My steering wheel had been vibrating a little too intensely for comfort and I knew I needed two new tires anyway, and since we had all the time in the world to kill, we decided to find a Les Schwab in Bellingham and eat lunch downtown while they hooked me up. Turns out that you can't only get 2 new tires on a 4-wheel drive vehicle, but they ended up charging me $100 less than I was expecting, plus they balanced it which fixed the vibrations and it drove so much nicer with four new tires, so it was fully worth it. I also got to relive an experience I often think about from my days of visiting friends at Western: the potato burrito. Freaking yum.

Now, gentle readers, you might expect that after 3 continuous days together, filled with what could have been high-stress situations that might accompany travel + car troubles, we would possibly be a little sick of each other, and definitely ready to get home. But we proved to be such compatible travel companions that we weren't grumpy but rather still happy to be together, plus avoiding rush hour through Seattle seemed like a good idea, so there was really only one logical choice for our next move: outlet shopping.

That's right. We went on vacation. I dealt with the stress of needing 4 new tires. And then we went shopping together. Serious, two-hour-long, multi-store shopping. And you know what? We were just as happy together at the end of those 2 hours. (Insert contented sigh here.)

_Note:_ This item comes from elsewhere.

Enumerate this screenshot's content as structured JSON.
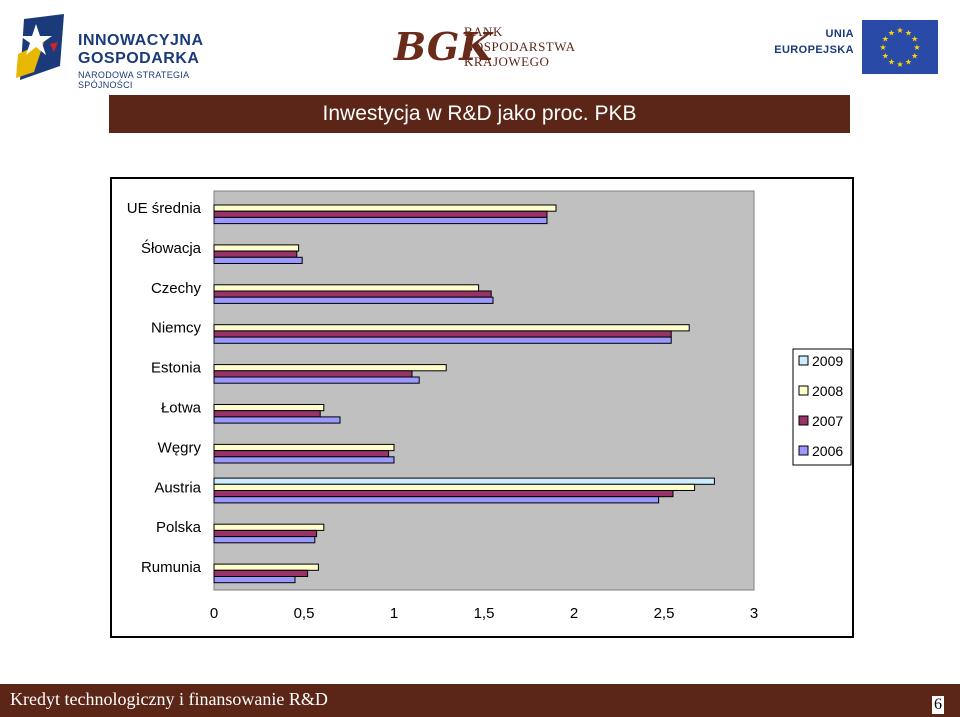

All good things must come to an end, though, and after stopping off for a view of Seattle I didn't know existed, our vacation was officially over. Here's the view from West Seattle:

I have a feeling this was the first of many vacations together...


Robyn said...

i loooove the post and am so glad you two had a great time. What a great mid week vaycay!!

Erica said...

I love your life too, Archer! :)

jennielohr said...

a new beau - how exciting - looks like life is good - just as it should be!!

Amy said...

bahahahahaha you're just as gross and sappy as me and sergio :) haha i'm glad you are so happy and that you had a good time frolicking in canada :) you guys did so much in so little time, i'm jealous! un beso enorme!

ElizaBeth said...

Erica - Thanks! It's not like your life is too shabby either, Ms. I spend most of my time in Paris. Amy - AM NOT!